Recommended guardrails:

  • Keep client data inside approved storage and model environments
  • Use read-only access for sensitive systems unless write access is explicitly required
  • Log every document and ticket used in an answer
  • Mark uncertain answers clearly
  • Require human approval before closing tickets or sending client-facing instructions
  • Keep project-specific knowledge separated between clients
  • Track source documents so answers can be audited later

Publisher Note

Author: Darrell Cowan Publisher: AV Edge Tech

Published by Darrell Cowan of AV Edge Tech as part of a field-focused technical documentation workflow for AV programmers, integrators, support teams, and technical leaders building more maintainable AV systems.

Implementation Notes

The knowledge repository should start with the systems the support team already trusts:

  • Ticketing platform records
  • Project folders and handoff documentation
  • Commissioning notes and test reports
  • GitHub repositories for control modules, UI code, or automation scripts
  • Network and DSP configuration exports where client policy allows them

For early deployments, keep write actions limited to internal notes and tags.
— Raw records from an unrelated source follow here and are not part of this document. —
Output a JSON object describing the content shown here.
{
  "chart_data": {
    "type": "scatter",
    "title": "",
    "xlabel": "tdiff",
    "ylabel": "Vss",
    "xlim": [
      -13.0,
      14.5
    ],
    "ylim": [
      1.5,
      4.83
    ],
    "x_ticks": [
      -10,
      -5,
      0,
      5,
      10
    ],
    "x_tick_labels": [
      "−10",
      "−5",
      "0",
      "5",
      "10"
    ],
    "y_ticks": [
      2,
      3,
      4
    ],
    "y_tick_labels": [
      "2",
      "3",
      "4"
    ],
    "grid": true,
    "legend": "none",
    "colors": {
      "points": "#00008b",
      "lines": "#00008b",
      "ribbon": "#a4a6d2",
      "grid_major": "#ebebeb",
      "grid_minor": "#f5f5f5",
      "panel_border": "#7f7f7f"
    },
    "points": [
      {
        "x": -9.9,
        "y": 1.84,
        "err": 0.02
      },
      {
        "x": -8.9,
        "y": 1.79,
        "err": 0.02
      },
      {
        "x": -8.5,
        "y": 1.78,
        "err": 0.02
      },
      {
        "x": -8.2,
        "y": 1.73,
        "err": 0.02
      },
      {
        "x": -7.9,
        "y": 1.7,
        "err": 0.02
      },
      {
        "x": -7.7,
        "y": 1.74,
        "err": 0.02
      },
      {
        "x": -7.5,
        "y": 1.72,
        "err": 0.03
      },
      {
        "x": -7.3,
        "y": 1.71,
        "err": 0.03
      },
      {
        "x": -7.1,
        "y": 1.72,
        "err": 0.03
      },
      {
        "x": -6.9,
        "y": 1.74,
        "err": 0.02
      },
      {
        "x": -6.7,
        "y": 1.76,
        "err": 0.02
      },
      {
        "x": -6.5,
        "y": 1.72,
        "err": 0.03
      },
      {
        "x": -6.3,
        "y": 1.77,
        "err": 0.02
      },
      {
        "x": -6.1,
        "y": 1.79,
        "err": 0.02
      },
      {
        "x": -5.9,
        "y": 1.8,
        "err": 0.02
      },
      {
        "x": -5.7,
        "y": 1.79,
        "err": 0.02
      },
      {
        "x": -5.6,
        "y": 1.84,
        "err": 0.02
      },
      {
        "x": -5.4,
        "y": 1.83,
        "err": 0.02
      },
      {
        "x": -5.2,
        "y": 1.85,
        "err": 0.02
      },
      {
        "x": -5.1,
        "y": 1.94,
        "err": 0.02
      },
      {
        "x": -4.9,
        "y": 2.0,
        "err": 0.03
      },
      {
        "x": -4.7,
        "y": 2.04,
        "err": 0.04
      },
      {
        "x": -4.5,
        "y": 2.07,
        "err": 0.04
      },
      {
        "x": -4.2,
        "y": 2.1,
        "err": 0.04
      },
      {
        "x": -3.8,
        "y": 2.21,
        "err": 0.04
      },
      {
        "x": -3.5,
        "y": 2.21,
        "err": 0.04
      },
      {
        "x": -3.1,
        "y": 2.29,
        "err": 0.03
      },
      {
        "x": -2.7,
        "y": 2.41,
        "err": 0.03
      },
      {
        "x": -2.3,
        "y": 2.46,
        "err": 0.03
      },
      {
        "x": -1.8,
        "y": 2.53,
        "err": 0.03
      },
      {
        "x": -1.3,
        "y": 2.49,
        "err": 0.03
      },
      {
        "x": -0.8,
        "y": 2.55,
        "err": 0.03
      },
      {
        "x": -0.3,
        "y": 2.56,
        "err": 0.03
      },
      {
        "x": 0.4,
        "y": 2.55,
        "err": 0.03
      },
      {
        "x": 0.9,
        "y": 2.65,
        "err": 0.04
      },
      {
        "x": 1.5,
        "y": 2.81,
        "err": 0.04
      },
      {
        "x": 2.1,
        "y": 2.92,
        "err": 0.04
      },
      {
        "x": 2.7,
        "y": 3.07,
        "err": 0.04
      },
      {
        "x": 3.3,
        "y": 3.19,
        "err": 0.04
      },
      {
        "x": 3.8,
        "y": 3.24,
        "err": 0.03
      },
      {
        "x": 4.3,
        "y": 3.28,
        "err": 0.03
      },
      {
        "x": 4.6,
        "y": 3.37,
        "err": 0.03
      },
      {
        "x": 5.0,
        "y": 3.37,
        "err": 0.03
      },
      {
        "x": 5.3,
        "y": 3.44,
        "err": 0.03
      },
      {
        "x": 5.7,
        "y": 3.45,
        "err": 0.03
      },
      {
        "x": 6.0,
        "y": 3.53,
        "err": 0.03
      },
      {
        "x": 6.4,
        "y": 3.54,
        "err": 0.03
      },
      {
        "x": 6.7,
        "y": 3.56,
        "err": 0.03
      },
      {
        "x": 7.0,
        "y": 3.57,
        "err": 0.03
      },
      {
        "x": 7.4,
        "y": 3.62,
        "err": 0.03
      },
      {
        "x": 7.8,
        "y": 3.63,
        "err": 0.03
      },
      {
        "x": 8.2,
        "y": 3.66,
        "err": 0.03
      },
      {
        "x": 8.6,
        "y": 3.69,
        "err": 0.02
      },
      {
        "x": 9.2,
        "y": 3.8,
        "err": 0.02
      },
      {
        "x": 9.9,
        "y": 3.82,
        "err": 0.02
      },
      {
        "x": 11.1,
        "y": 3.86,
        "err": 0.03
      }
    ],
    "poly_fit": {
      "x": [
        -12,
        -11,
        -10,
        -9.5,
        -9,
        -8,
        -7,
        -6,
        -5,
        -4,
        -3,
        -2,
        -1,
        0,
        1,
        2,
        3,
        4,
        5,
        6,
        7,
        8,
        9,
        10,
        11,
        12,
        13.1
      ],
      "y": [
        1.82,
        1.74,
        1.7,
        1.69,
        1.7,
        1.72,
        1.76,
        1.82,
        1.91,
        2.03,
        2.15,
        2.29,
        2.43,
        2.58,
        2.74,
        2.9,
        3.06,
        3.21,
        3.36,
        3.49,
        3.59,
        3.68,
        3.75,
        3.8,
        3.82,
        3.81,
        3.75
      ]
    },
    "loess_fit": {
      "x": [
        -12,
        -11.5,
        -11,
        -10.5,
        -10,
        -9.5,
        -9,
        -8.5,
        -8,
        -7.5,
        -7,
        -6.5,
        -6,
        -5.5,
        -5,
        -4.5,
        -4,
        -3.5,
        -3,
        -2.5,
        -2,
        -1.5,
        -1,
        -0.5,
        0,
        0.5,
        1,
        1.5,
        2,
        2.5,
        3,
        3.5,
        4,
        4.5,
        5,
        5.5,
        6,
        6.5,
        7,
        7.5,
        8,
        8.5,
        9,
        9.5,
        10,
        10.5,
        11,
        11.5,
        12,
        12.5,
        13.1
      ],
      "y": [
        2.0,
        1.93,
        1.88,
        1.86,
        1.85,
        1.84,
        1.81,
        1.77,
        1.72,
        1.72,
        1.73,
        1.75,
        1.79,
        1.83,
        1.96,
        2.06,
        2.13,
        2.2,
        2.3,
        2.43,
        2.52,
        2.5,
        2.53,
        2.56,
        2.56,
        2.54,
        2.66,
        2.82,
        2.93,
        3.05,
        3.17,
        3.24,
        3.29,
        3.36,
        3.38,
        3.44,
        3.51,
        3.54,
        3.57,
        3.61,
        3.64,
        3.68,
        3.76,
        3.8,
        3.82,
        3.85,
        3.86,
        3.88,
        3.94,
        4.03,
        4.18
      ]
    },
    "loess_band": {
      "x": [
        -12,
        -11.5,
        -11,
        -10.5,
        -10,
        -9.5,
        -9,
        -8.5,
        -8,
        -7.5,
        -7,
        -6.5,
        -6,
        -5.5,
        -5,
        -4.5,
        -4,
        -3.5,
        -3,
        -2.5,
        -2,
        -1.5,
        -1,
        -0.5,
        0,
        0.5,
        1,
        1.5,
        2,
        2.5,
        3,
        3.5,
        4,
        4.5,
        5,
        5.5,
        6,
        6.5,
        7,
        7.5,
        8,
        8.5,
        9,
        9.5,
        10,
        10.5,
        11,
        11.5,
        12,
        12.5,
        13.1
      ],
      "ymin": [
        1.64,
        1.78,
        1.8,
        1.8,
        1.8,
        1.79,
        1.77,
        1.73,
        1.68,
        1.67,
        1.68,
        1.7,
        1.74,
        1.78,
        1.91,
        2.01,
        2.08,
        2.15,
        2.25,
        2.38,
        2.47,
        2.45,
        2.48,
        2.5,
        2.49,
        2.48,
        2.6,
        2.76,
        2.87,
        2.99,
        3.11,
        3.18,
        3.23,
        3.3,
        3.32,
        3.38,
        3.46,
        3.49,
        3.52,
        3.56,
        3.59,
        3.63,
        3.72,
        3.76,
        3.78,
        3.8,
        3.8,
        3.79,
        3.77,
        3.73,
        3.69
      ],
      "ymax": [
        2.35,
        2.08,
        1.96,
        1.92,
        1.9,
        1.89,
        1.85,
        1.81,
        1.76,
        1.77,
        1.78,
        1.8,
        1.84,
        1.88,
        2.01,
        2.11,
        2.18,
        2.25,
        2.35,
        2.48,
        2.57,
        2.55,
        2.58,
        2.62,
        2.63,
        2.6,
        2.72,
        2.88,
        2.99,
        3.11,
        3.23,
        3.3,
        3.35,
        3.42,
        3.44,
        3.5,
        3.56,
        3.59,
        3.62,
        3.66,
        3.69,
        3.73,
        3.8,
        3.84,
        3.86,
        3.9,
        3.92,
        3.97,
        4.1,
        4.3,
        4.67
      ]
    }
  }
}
Client replies, ticket closure, configuration changes, and escalation decisions should remain human-approved until the workflow has enough reviewed history to prove its reliability.

Final Takeaway

A ticketing system with an exposed API can become the access point for a living AV project knowledge repository. When multi-agent workflows are connected to project documents, code repositories, commissioning notes, and support history, the support process becomes faster and more consistent.

The real value is not just answering tickets. The value is preserving how the project works, why it was built that way, and what needs to happen next.